Example: Modal
Deploy Pipecat applications to Modal
Modal is well-suited for Pipecat deployments because it handles container orchestration, scaling, and cold starts efficiently. This makes it a good choice for production Pipecat bots that need reliable performance.
This guide walks through the Modal example included in the Pipecat repository, which follows the same deployment pattern.
Modal example
View the complete Modal deployment example in our GitHub repository
Install the Modal CLI
Set up Modal
Follow Modal’s official instructions for creating an account and setting up the CLI
Deploy a self-serve LLM
-
Deploy Modal’s OpenAI-compatible LLM service:
Refer to Modal’s guide and example for Deploying an OpenAI-compatible LLM service with vLLM for more details.
- Take note of the endpoint URL from the previous step, which will look like:
You’ll need this for the
bot_vllm.py
file in the next section.
The default Modal LLM example uses Llama-3.1 and will shut down after 15
minutes of inactivity. Cold starts take 5-10 minutes. To prepare the service,
we recommend visiting the /docs
endpoint (https://<Modal workspace>--example-vllm-openai-compatible-serve.modal.run/docs
)
for your deployed LLM and wait for it to fully load before connecting your client.

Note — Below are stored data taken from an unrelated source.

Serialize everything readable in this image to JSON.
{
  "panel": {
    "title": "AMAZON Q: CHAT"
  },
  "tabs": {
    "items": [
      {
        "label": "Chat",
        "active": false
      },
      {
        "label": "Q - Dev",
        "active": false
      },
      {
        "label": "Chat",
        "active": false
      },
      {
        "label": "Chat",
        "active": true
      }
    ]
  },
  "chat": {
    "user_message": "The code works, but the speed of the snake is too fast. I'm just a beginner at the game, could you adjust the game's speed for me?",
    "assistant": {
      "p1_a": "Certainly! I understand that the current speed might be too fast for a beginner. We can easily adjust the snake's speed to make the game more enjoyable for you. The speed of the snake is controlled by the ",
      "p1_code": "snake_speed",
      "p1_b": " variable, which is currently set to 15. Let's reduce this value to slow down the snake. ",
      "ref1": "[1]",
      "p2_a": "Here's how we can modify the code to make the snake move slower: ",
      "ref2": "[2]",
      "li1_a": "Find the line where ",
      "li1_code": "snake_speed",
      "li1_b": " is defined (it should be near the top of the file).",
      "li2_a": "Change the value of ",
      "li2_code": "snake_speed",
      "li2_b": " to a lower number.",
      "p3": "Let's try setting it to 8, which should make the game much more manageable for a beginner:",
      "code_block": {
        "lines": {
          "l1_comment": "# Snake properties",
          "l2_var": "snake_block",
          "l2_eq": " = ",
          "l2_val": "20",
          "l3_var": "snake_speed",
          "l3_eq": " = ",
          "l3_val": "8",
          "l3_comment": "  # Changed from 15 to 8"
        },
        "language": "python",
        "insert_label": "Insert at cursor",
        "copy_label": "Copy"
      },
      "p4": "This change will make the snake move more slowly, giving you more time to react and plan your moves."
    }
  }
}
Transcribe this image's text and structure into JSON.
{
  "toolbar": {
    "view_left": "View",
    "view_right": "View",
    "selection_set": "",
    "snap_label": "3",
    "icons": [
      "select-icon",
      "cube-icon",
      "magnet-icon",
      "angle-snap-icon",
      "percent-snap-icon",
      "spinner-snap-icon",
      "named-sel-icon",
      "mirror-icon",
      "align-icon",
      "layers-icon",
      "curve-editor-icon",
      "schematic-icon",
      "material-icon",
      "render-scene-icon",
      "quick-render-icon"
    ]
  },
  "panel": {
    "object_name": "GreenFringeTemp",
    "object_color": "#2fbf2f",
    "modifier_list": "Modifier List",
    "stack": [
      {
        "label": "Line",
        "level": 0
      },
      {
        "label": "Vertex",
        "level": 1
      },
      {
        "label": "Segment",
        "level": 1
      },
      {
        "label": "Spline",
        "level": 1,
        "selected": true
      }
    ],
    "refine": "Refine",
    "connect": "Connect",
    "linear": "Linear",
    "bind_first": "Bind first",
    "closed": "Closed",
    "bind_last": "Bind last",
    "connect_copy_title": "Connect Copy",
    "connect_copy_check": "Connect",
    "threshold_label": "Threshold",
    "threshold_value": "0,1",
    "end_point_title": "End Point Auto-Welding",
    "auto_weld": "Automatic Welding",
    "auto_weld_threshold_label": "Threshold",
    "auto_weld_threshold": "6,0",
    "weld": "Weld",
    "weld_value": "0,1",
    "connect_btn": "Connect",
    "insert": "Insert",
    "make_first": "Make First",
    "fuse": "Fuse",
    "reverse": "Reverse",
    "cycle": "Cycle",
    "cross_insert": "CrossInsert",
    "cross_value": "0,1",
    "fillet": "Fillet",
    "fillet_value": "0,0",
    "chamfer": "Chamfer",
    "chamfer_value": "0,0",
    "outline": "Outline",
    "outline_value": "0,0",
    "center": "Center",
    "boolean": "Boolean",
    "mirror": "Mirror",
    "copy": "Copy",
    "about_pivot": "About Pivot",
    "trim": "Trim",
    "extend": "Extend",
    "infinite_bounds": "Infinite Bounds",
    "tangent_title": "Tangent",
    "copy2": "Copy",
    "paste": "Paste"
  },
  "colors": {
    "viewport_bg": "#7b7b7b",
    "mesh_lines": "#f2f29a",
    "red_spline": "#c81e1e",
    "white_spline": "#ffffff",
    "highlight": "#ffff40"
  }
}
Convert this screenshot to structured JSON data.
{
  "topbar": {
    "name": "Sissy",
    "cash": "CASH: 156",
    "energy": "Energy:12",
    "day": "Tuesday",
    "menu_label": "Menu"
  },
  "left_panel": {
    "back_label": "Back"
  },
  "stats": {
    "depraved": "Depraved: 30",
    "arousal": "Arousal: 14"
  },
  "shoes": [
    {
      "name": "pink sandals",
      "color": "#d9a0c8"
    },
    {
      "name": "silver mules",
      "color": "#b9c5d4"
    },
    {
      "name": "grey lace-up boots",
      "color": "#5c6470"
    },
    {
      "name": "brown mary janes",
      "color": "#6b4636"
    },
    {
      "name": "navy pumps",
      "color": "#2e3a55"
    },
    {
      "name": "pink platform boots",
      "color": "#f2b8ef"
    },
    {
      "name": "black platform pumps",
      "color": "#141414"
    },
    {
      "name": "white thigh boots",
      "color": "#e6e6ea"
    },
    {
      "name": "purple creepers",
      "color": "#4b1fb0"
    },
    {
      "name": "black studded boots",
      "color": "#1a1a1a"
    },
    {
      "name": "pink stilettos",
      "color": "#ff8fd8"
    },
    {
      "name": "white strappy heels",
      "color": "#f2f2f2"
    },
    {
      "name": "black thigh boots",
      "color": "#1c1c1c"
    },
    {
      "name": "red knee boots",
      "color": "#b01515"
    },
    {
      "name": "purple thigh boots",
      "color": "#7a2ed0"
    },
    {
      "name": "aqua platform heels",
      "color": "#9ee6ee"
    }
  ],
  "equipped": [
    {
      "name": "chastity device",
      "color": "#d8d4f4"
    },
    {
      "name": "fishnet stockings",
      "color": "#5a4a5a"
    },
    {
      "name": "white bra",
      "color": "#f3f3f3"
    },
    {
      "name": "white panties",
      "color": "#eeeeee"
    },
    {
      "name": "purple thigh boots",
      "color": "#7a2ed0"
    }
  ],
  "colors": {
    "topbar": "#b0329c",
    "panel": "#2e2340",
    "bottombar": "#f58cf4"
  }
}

Deploy FastAPI App and Pipecat pipeline to Modal
- Setup environment variables:
Alternatively, you can configure your Modal app to use secrets.
-
Update the
modal_url
inserver/src/bot_vllm.py
to point to the URL you received from the self-serve LLM deployment in the previous step. -
From within the
server
directory, test the app locally:
- Deploy to production:
- Note the endpoint URL produced from this deployment. It will look like:
You’ll need this URL for the client’s app.js
configuration mentioned in its README.
Launch your bots on Modal
Option 1: Direct Link
Simply click on the URL displayed after running the server or deploy step to launch an agent and be redirected to a Daily room to talk with the launched bot. This will use the OpenAI pipeline.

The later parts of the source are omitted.